The news that the UK Competition Competition has broadly – I’m paraphrasing – found, at least provisionally, that everything is pretty much OK in the world of Britain’s supermarkets reminds me of the trouble with competition economists: they know the price of everything and the value of nothing.

It’s an easy quip, I know, but there’s a serious point underneath it. Competition economics is a pretty narrow discipline, dedicated to the notion that it is possible to iron out the imperfections of markets. This means that they tend to focus on price and choice, and through a very narrow lens.

What’s interesting about this week’s report is that – according the new economics foundation – the Competition Commission has had its remit extended so that it can consider a wider range of issues when it looks at competition issues. nef suggests that the Commission has “taken an over-simplistic view of consumer interest in terms of price, when the Enterprise Act lays down quality, choice and innovation as considerations to be protected – both today and into the future.” (The one word that is evidently missing from this list, and would make the Act more robust, is diversity.)

The wider point is that many of the social and public outcomes which the government is trying to achieve – whether reducing obesity or improving public health or increasing community cohesion or social and economic inclusion – require the supermarkets to have less influence, either on shopping or on planning. However, the current deep-rooted market models which underpin regulation simply don’t take those external costs into account. (And not just in the Competition Commission; large parts of the Department of BERR, formerly the DTI, suffer the same affliction). As nef Policy Director Andrew Simms puts it:

“[People] want a variety of genuine local shops, small shops and markets – the kind of enterprises that create economically vibrant local communities and provide the social glue that holds neighbourhoods together. But these enterprises will increasingly go to the wall if the Commission’s key proposals go ahead.”

Reading the nef material, it seems possible that there will be a legal challenge to the Commission’s findings if they are not hardened before they are made final. And The Telegraph‘s view was that this week’s provisional report was a sighting shot to see what the reponse was like.
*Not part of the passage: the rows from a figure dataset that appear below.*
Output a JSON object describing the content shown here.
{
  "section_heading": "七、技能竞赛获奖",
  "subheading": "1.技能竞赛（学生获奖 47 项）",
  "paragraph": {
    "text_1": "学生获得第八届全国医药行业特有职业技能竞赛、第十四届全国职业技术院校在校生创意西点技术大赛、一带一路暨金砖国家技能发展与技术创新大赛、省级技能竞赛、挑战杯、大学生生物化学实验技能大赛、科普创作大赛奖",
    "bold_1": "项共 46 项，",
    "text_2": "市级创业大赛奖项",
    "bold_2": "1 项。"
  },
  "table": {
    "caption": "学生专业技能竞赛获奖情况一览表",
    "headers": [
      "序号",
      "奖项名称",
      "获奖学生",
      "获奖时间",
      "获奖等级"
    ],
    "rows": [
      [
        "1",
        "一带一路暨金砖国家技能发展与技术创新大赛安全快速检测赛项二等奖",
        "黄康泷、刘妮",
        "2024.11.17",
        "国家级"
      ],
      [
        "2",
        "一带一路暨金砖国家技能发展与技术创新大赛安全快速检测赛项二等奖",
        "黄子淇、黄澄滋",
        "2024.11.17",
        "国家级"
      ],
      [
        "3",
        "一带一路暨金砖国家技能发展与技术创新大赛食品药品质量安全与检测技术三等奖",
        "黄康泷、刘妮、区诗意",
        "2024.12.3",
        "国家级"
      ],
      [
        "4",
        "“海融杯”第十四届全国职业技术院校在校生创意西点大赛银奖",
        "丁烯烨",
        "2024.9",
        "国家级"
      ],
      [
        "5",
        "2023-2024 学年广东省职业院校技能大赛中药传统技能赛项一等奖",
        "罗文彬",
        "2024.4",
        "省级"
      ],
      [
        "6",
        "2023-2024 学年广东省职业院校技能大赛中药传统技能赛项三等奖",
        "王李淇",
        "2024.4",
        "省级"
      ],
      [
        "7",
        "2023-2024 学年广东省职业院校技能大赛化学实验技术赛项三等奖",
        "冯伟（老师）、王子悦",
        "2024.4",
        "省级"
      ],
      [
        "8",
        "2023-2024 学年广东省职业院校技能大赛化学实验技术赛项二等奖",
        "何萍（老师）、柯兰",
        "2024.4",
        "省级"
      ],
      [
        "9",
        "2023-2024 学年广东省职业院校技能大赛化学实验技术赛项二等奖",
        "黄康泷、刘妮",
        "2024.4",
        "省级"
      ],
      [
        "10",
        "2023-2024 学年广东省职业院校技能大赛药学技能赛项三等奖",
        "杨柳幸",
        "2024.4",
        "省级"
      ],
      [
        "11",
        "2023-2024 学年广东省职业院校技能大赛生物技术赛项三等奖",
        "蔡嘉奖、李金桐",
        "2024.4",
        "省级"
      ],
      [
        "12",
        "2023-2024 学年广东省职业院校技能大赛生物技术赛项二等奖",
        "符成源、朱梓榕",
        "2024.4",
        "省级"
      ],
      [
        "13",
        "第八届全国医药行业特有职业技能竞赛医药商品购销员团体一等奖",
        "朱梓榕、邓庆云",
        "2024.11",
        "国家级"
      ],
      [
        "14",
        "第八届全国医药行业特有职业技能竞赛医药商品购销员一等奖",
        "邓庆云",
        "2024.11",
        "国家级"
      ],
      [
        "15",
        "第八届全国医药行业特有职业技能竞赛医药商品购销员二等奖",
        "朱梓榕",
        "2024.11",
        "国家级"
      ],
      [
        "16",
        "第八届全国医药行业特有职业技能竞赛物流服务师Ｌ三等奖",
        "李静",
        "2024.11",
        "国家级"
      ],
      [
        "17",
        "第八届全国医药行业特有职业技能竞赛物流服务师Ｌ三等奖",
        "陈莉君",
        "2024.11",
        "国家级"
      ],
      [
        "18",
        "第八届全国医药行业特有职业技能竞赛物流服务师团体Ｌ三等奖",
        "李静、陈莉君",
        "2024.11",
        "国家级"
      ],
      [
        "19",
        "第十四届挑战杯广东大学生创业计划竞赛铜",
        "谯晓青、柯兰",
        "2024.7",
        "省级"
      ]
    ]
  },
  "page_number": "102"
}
One observation I’d make is that every time I talk to someone who is a supplier to the supermarket, or knows suppliers (and this is true at all levels of scale) you hear stories which are certainly unethical and can only be described as the straight exercise of dominant market power. The qualitative evidence is strong, even if the Commission, for obvious reasons, finds it impossible to quantify, or to get suppliers to talk on the record. But when the views expressed by public bodies are that distant from people’s experience, their credibility inevitably starts to suffer.

Meanwhile, in Norfolk, Sheringham’s councillors have once more – and against the odds – voted against allowing Tesco to develop in the town, broadly for most of the reasons which the Competition Commission found to be baseless (the councillors didn’t want to destroy the commercial life of the town to benefit an out of town site). The research is broadly on their side (opens FoE report in pdf), and for obvious reasons; money which passes across the counter of a locally owned shop is more likely to stay in the local economy than money paid to an international company with shareholders and an expensive international expansion programme to support. Tesco will no doubt be back. But it’s also worth noting that they seem to have more problems with the local planning system than they used to have, at least to judge from the Tescopoly site.

Update: There’s a good summary of the Commission’s provisional findings, and responses to it, by Richard Wachman in Sunday’s Observer.